A Strategy Years in the Making

For a long time, Google's Tensor Processing Units — TPUs — were kind of like the secret sauce you never got to taste. Built in 2015 purely for internal use, these chips powered Google's own workloads while the rest of the world leased access through Google Cloud starting in 2018. You could rent compute time, sure, but owning the hardware? Not a chance.

That's changing now. On its Q1 2026 earnings call, CEO Sundar Pichai announced that Google will sell TPU chips directly to select customers — a genuine shift in how the company thinks about its silicon business. It's a big deal, and honestly, it's been telegraphed for a while if you were paying attention.

Reports surfaced back in late 2024 that Google was in serious talks with Meta about direct TPU sales, with Meta reportedly eyeing purchases worth billions starting in 2027. Then in December 2025, Broadcom announced it would sell Google's TPU Ironwood rack systems to Anthropic. By April 2026, Broadcom had formalized expanded long-term supply agreements with both Google and Anthropic. So the pieces were already falling into place — the Q1 earnings call just made it official.

What Google's 8th-Generation TPUs Actually Bring

The timing of the announcement wasn't random. It landed just one week after Google unveiled its eighth-generation TPUs at Google Cloud Next 2026 in Las Vegas.
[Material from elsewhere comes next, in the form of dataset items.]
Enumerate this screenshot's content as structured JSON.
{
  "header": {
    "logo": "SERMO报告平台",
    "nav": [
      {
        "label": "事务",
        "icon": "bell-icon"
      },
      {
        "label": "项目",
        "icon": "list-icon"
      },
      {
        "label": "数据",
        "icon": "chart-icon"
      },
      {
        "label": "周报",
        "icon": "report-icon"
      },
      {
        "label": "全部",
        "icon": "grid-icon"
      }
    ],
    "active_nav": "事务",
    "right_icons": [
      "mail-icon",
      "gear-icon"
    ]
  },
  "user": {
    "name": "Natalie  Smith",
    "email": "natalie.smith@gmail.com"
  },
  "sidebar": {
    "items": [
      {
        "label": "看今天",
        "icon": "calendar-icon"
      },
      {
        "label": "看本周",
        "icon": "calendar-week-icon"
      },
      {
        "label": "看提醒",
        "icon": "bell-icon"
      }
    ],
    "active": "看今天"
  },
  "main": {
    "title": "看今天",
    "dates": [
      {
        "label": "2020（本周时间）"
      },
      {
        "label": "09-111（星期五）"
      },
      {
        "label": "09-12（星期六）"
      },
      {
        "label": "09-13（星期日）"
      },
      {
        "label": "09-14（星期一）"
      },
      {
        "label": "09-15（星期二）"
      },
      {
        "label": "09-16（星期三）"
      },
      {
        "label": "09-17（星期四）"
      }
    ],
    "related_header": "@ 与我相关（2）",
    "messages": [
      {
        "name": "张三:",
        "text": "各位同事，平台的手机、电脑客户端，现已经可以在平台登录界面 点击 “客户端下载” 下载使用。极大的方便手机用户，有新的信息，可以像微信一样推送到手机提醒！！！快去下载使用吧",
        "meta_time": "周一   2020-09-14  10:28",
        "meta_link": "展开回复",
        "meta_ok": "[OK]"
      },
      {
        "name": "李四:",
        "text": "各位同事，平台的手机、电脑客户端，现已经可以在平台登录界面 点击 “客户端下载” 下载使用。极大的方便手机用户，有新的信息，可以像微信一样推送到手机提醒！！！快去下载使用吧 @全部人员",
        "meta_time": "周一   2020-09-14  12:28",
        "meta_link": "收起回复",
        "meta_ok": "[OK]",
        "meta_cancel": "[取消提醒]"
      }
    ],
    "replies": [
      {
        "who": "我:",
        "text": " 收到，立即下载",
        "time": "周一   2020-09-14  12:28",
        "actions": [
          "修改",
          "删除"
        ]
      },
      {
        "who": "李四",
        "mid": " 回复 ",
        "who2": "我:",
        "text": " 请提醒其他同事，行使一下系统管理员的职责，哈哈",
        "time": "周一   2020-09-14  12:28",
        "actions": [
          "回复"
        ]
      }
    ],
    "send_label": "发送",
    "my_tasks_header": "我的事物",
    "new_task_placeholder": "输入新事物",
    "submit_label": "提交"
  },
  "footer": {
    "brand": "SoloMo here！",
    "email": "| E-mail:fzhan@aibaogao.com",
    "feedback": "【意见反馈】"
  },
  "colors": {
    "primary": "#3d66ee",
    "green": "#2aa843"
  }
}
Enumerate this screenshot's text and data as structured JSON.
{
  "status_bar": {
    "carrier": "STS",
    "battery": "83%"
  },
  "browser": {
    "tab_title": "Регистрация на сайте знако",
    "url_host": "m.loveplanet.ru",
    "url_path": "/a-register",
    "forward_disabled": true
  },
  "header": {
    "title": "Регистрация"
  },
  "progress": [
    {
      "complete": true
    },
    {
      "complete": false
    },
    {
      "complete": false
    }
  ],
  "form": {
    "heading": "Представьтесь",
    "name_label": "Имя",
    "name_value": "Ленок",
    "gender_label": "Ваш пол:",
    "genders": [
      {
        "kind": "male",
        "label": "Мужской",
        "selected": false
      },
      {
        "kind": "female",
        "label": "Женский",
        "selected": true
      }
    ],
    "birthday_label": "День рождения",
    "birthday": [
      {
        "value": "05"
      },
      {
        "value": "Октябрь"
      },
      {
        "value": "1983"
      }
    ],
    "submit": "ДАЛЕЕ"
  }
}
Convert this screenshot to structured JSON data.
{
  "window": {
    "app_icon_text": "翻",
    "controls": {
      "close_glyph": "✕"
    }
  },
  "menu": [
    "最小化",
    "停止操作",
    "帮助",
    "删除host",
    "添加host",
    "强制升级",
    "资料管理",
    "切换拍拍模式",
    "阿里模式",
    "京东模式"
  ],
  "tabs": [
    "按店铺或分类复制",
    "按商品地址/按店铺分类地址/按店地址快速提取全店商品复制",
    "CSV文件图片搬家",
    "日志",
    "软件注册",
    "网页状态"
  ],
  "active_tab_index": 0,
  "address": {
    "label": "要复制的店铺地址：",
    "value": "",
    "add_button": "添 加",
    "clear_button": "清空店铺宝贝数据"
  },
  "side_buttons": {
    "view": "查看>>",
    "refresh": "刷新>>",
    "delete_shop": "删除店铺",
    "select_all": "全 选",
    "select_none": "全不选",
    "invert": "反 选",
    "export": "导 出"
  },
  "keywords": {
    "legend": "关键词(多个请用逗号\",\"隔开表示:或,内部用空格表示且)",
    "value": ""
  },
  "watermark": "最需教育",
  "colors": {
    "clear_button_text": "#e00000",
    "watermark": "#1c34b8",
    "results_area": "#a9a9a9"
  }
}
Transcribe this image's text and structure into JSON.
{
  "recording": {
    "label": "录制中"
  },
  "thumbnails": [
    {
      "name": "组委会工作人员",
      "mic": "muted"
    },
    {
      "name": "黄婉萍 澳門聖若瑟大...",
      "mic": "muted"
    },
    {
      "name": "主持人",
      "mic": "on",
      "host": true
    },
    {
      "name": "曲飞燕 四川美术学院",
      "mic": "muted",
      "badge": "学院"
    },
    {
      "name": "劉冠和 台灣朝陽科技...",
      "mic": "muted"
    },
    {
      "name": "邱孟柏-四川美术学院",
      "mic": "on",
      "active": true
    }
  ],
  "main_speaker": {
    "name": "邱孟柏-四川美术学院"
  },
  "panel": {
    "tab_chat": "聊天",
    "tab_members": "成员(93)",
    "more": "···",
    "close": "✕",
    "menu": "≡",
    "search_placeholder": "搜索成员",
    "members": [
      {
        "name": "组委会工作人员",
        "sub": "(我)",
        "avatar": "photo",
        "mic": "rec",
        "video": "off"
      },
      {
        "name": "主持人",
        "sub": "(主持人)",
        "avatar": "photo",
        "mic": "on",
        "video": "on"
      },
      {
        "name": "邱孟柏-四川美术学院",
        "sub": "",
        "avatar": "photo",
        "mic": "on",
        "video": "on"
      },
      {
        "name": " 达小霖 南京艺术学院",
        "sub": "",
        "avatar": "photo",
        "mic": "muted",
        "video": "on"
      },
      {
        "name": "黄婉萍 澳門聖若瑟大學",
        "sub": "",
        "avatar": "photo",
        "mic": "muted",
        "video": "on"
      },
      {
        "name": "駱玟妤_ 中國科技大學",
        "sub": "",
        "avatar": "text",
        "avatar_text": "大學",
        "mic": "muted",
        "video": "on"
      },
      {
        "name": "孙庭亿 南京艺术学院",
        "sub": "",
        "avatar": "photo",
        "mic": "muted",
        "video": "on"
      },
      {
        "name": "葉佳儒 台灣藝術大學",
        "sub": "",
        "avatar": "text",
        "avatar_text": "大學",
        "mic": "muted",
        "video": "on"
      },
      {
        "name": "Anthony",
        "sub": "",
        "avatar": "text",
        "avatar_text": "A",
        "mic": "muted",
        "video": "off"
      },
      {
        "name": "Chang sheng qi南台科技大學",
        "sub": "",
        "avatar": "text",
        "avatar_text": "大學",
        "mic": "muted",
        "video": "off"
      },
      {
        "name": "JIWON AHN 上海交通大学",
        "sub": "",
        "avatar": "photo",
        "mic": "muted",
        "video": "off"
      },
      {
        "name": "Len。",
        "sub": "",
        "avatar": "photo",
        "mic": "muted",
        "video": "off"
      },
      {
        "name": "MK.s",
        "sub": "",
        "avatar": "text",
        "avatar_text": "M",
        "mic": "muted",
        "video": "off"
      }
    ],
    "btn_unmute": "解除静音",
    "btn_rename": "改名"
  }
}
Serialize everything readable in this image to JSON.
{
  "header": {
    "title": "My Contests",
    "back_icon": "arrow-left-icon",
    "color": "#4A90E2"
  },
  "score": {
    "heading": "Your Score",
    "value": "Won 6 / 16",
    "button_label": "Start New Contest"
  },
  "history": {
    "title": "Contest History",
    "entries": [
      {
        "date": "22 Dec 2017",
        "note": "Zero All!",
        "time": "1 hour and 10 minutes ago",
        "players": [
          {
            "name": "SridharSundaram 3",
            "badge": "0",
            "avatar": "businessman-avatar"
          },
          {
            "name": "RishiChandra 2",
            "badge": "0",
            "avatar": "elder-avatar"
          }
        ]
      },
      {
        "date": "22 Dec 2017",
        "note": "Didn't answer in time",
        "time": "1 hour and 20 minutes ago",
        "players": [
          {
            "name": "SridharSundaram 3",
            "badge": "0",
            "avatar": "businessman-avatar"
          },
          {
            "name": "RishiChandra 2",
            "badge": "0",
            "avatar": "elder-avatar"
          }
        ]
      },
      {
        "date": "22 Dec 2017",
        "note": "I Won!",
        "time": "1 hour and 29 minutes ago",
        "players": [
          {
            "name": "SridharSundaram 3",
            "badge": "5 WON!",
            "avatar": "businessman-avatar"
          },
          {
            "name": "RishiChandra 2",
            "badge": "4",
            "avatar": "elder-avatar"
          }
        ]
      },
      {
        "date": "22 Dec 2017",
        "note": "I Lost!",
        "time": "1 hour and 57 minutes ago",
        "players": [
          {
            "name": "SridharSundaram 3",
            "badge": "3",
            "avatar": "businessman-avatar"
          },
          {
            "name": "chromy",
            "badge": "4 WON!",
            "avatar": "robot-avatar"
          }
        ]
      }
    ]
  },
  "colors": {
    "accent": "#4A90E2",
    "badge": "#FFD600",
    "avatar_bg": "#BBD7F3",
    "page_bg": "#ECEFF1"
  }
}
And the specs are genuinely impressive.

Google introduced two distinct chips for two distinct jobs:

  • TPU 8t — built for training, offering up to 3x faster AI model training and 2.8x better price-to-performance than its predecessor
  • TPU 8i — built for inference, delivering an 80% improvement in inference performance

Splitting training and inference into separate chips is a deliberate architectural choice, and it signals that Google is thinking seriously about competing at data center scale — not just offering a general-purpose accelerator and calling it a day.

Going Head-to-Head With Nvidia (Sort Of)

Here's where it gets interesting. Google selling TPUs externally puts it in more direct competition with Nvidia in the AI chip market — but the strategy isn't exactly "our chip beats their chip." It's more nuanced than that.

Google's approach, as Forbes noted, centers on beating Nvidia not chip-for-chip but on integrated cost at the data center level. And the company isn't even walking away from Nvidia entirely — it continues to offer Nvidia chips through its cloud platform and has committed to making Nvidia's upcoming Vera Rubin chip available later this year.

The scale projections, though, tell a story. TPU shipments are expected to hit 4.3 million units in 2026, scaling to more than 35 million by 2028. Morgan Stanley estimated that every 500,000 TPUs sold externally could generate roughly $13 billion in additional revenue for Google. That's not a side hustle — that's a serious business line.

The Bigger Picture: Google's AI Infrastructure Bet

The TPU announcement didn't happen in isolation. Alongside it, Alphabet revealed plans to invest up to $40 billion in Anthropic — the largest outside bet the company has made — with the deal including substantial TPU compute commitments in addition to cash. That's not just a financial investment; it's a validation loop. Anthropic using Google's TPUs at scale is exactly the kind of proof-of-concept that makes other customers take the hardware seriously.

Google also expanded its chip supply chain in meaningful ways. It partnered with Marvell Technology for future chip designs alongside its existing Broadcom relationship, and deepened its collaboration with Intel on AI data center processors. The message is pretty clear: Google isn't betting everything on one manufacturing partner.

DA Davidson analyst Gil Luria put it starkly — Google's chip business "could ultimately be worth more than Google Cloud." And Google Cloud itself is no small thing, with analysts expecting roughly 47% revenue growth in the quarter.